Training in the art of falling and rolling may prevent the occurrence of serious injuries. The training should ensure that physical conditioning for all aspects of the game is achieved.
It is desirable that a person with adequate first aid or medical training should be in attendance at every game and training session for immediate treatment of injuries. Associations should include first aid treatment of minor injuries in the training syllabus of basketball coaches and officials. An appropriate first aid kit should be available at all times. The National Associations could arrange a section dealing with injuries at their conferences which would ensure that officials are competent to deal with contingencies. Additionally the safe return of the player to training and match play would be accelerated.

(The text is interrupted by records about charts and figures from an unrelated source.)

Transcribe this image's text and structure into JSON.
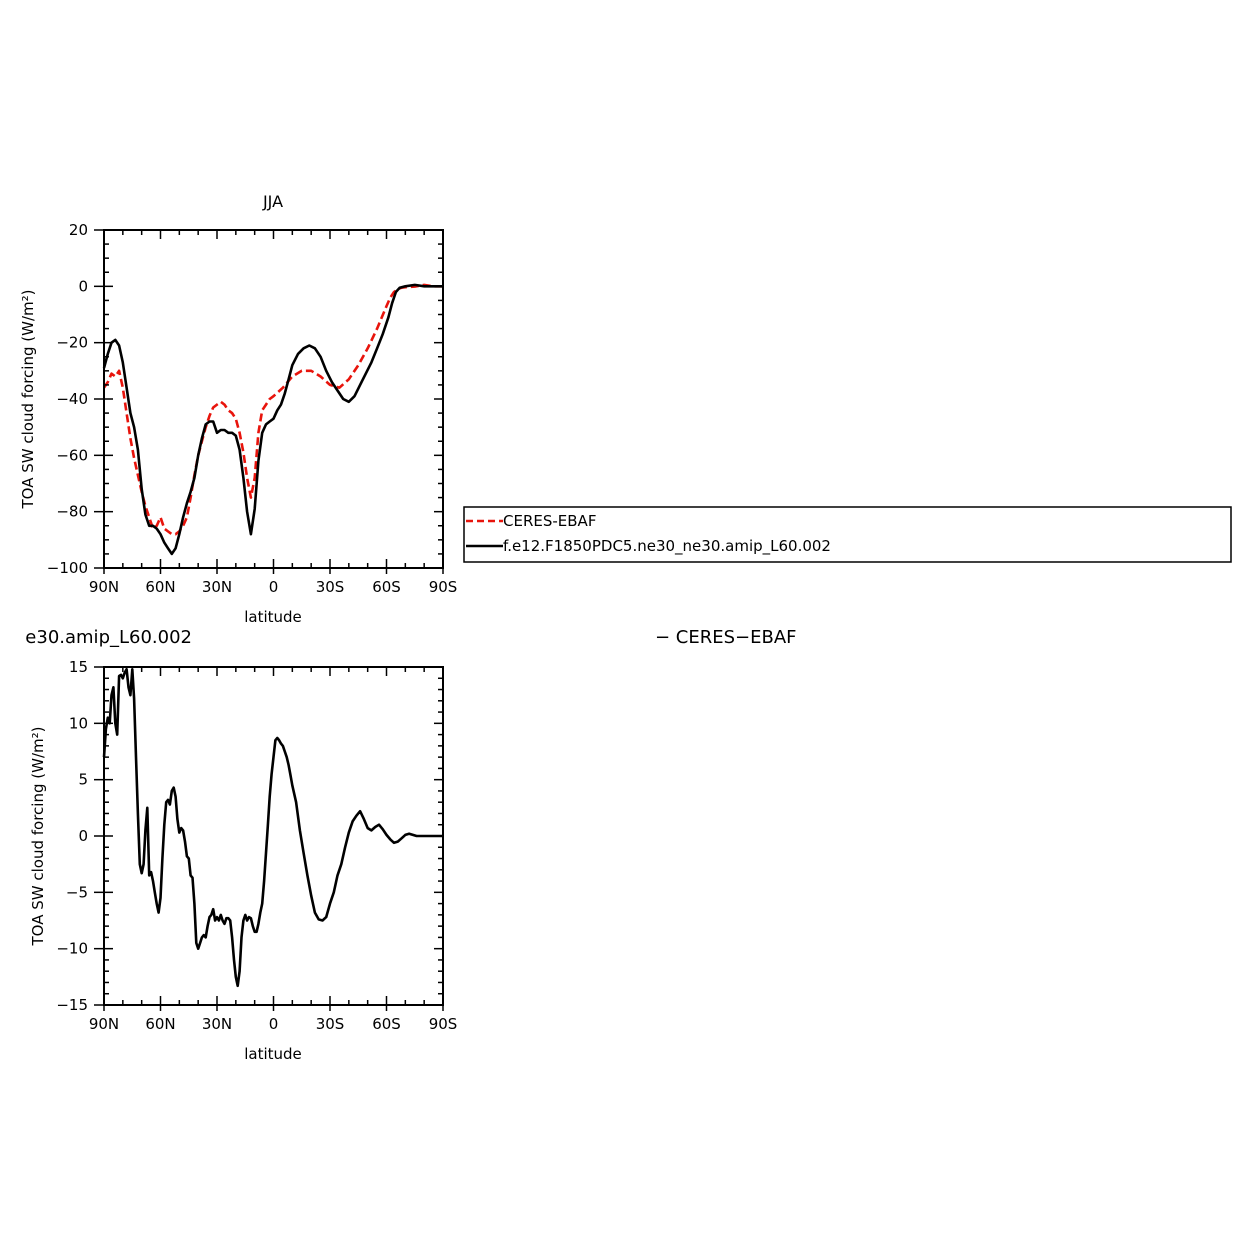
{
  "chart_data": [
    {
      "type": "line",
      "title": "JJA",
      "xlabel": "latitude",
      "ylabel": "TOA SW cloud forcing (W/m²)",
      "xlim": [
        90,
        -90
      ],
      "ylim": [
        -100,
        20
      ],
      "x_ticks": [
        {
          "value": 90,
          "label": "90N"
        },
        {
          "value": 60,
          "label": "60N"
        },
        {
          "value": 30,
          "label": "30N"
        },
        {
          "value": 0,
          "label": "0"
        },
        {
          "value": -30,
          "label": "30S"
        },
        {
          "value": -60,
          "label": "60S"
        },
        {
          "value": -90,
          "label": "90S"
        }
      ],
      "y_ticks": [
        {
          "value": 20,
          "label": "20"
        },
        {
          "value": 0,
          "label": "0"
        },
        {
          "value": -20,
          "label": "−20"
        },
        {
          "value": -40,
          "label": "−40"
        },
        {
          "value": -60,
          "label": "−60"
        },
        {
          "value": -80,
          "label": "−80"
        },
        {
          "value": -100,
          "label": "−100"
        }
      ],
      "series": [
        {
          "name": "CERES-EBAF",
          "color": "#e8140c",
          "dash": true,
          "x": [
            90,
            88,
            86,
            84,
            82,
            80,
            78,
            76,
            74,
            72,
            70,
            68,
            66,
            64,
            62,
            60,
            58,
            56,
            54,
            52,
            50,
            48,
            46,
            44,
            42,
            40,
            38,
            36,
            34,
            32,
            30,
            28,
            26,
            24,
            22,
            20,
            18,
            16,
            14,
            12,
            10,
            8,
            6,
            4,
            2,
            0,
            -5,
            -10,
            -15,
            -20,
            -25,
            -30,
            -35,
            -40,
            -45,
            -50,
            -55,
            -60,
            -62,
            -64,
            -66,
            -68,
            -70,
            -72,
            -75,
            -80,
            -85,
            -90
          ],
          "y": [
            -36,
            -34,
            -31,
            -32,
            -30,
            -36,
            -45,
            -54,
            -61,
            -67,
            -73,
            -78,
            -82,
            -86,
            -85,
            -82,
            -86,
            -87,
            -88,
            -88,
            -87,
            -85,
            -82,
            -75,
            -67,
            -60,
            -55,
            -50,
            -46,
            -43,
            -42,
            -41,
            -42,
            -44,
            -45,
            -47,
            -52,
            -59,
            -68,
            -75,
            -68,
            -52,
            -44,
            -42,
            -40,
            -39,
            -36,
            -32,
            -30,
            -30,
            -32,
            -35,
            -36,
            -33,
            -28,
            -22,
            -15,
            -7,
            -4,
            -2,
            -1,
            -0.5,
            -0.3,
            -0.2,
            -0.1,
            0.5,
            0,
            0
          ]
        },
        {
          "name": "f.e12.F1850PDC5.ne30_ne30.amip_L60.002",
          "color": "#000000",
          "dash": false,
          "x": [
            90,
            88,
            86,
            84,
            82,
            80,
            78,
            76,
            74,
            72,
            70,
            68,
            66,
            64,
            62,
            60,
            58,
            56,
            54,
            52,
            50,
            48,
            46,
            44,
            42,
            40,
            38,
            36,
            34,
            32,
            30,
            28,
            26,
            24,
            22,
            20,
            18,
            16,
            14,
            12,
            10,
            8,
            6,
            4,
            2,
            0,
            -2,
            -4,
            -6,
            -8,
            -10,
            -13,
            -16,
            -19,
            -22,
            -25,
            -28,
            -31,
            -34,
            -37,
            -40,
            -43,
            -46,
            -49,
            -52,
            -55,
            -58,
            -61,
            -63,
            -65,
            -67,
            -70,
            -75,
            -80,
            -85,
            -90
          ],
          "y": [
            -29,
            -24,
            -20,
            -19,
            -21,
            -27,
            -36,
            -45,
            -50,
            -58,
            -72,
            -81,
            -85,
            -85,
            -86,
            -88,
            -91,
            -93,
            -95,
            -93,
            -88,
            -82,
            -77,
            -73,
            -68,
            -60,
            -54,
            -49,
            -48,
            -48,
            -52,
            -51,
            -51,
            -52,
            -52,
            -53,
            -58,
            -68,
            -80,
            -88,
            -79,
            -62,
            -52,
            -49,
            -48,
            -47,
            -44,
            -42,
            -38,
            -33,
            -28,
            -24,
            -22,
            -21,
            -22,
            -25,
            -30,
            -34,
            -37,
            -40,
            -41,
            -39,
            -35,
            -31,
            -27,
            -22,
            -17,
            -11,
            -6,
            -2,
            -0.5,
            0,
            0.5,
            0,
            0,
            0
          ]
        }
      ],
      "legend": "right, boxed"
    },
    {
      "type": "line",
      "title_visible_fragment": "e30.amip_L60.002",
      "title_right_fragment": "− CERES−EBAF",
      "xlabel": "latitude",
      "ylabel": "TOA SW cloud forcing (W/m²)",
      "xlim": [
        90,
        -90
      ],
      "ylim": [
        -15,
        15
      ],
      "x_ticks": [
        {
          "value": 90,
          "label": "90N"
        },
        {
          "value": 60,
          "label": "60N"
        },
        {
          "value": 30,
          "label": "30N"
        },
        {
          "value": 0,
          "label": "0"
        },
        {
          "value": -30,
          "label": "30S"
        },
        {
          "value": -60,
          "label": "60S"
        },
        {
          "value": -90,
          "label": "90S"
        }
      ],
      "y_ticks": [
        {
          "value": 15,
          "label": "15"
        },
        {
          "value": 10,
          "label": "10"
        },
        {
          "value": 5,
          "label": "5"
        },
        {
          "value": 0,
          "label": "0"
        },
        {
          "value": -5,
          "label": "−5"
        },
        {
          "value": -10,
          "label": "−10"
        },
        {
          "value": -15,
          "label": "−15"
        }
      ],
      "series": [
        {
          "color": "#000000",
          "dash": false,
          "x": [
            90,
            89,
            88,
            87,
            86,
            85,
            84,
            83,
            82,
            81,
            80,
            79,
            78,
            77,
            76,
            75,
            74,
            73,
            72,
            71,
            70,
            69,
            68,
            67,
            66,
            65,
            64,
            63,
            62,
            61,
            60,
            59,
            58,
            57,
            56,
            55,
            54,
            53,
            52,
            51,
            50,
            49,
            48,
            47,
            46,
            45,
            44,
            43,
            42,
            41,
            40,
            39,
            38,
            37,
            36,
            35,
            34,
            33,
            32,
            31,
            30,
            29,
            28,
            27,
            26,
            25,
            24,
            23,
            22,
            21,
            20,
            19,
            18,
            17,
            16,
            15,
            14,
            13,
            12,
            11,
            10,
            9,
            8,
            7,
            6,
            5,
            4,
            3,
            2,
            1,
            0,
            -1,
            -2,
            -3,
            -4,
            -5,
            -6,
            -7,
            -8,
            -9,
            -10,
            -12,
            -14,
            -16,
            -18,
            -20,
            -22,
            -24,
            -26,
            -28,
            -30,
            -32,
            -34,
            -36,
            -38,
            -40,
            -42,
            -44,
            -46,
            -48,
            -50,
            -52,
            -54,
            -56,
            -58,
            -60,
            -62,
            -64,
            -66,
            -68,
            -70,
            -72,
            -74,
            -76,
            -78,
            -80,
            -82,
            -84,
            -86,
            -88,
            -90
          ],
          "y": [
            7,
            9.5,
            10.5,
            10,
            12.5,
            13.2,
            10,
            9,
            14.2,
            14.3,
            14,
            14.5,
            14.8,
            13.2,
            12.5,
            14.8,
            12.2,
            7,
            2,
            -2.5,
            -3.3,
            -2.5,
            0.5,
            2.5,
            -3.5,
            -3.2,
            -4,
            -5,
            -6,
            -6.8,
            -5.5,
            -2,
            1,
            3,
            3.2,
            2.8,
            4,
            4.3,
            3.5,
            1.5,
            0.3,
            0.7,
            0.5,
            -0.5,
            -1.8,
            -2,
            -3.5,
            -3.7,
            -6,
            -9.5,
            -10,
            -9.5,
            -9,
            -8.8,
            -9,
            -8,
            -7.2,
            -7,
            -6.5,
            -7.5,
            -7.2,
            -7.5,
            -7,
            -7.5,
            -7.8,
            -7.3,
            -7.3,
            -7.5,
            -9,
            -11,
            -12.5,
            -13.3,
            -12,
            -9,
            -7.5,
            -7,
            -7.5,
            -7.2,
            -7.3,
            -8,
            -8.5,
            -8.5,
            -7.8,
            -6.8,
            -6,
            -4,
            -1.5,
            1,
            3.5,
            5.5,
            7,
            8.5,
            8.7,
            8.5,
            8.2,
            8,
            7.5,
            7,
            6.3,
            5.4,
            4.5,
            3,
            0.5,
            -1.5,
            -3.5,
            -5.3,
            -6.8,
            -7.4,
            -7.5,
            -7.2,
            -6,
            -5,
            -3.5,
            -2.5,
            -1,
            0.3,
            1.3,
            1.8,
            2.2,
            1.5,
            0.7,
            0.5,
            0.8,
            1,
            0.6,
            0.1,
            -0.3,
            -0.6,
            -0.5,
            -0.2,
            0.1,
            0.2,
            0.1,
            0,
            0,
            0,
            0,
            0,
            0,
            0,
            0
          ]
        }
      ]
    }
  ]
}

Bachman, D. C. (1970). Medical aspects of professional basketball. Illinois Medical Journal, 137, 149-154.
Blazina, M. E., Kerlan, R. K., Jobe, F. W., Carter, V. S. and Carlson, G. J. (1973). Jumper’s knee. Orthopaedic Clinics of North America, 4, 665-678.
Conway, D. H. (1969). A survey of basketball players in the Rochester area. Journal of the American Podiatry Association, 59, 390-393.
Lunceford, E. M. (1964). Basketball. In J. R. Armstrong and W. E. Tucker (eds). Injury in sport. Staples, London.
Lunceford, E. M. (1971). Acute and subacute injury. In L. A. Larson (ed). Encyclopedia of sports sciences and medicine. Macmillan, New York.
Ogilvie, B. and Tutko, T. (1971). Problem athletes and how to handle them. Pelham, London.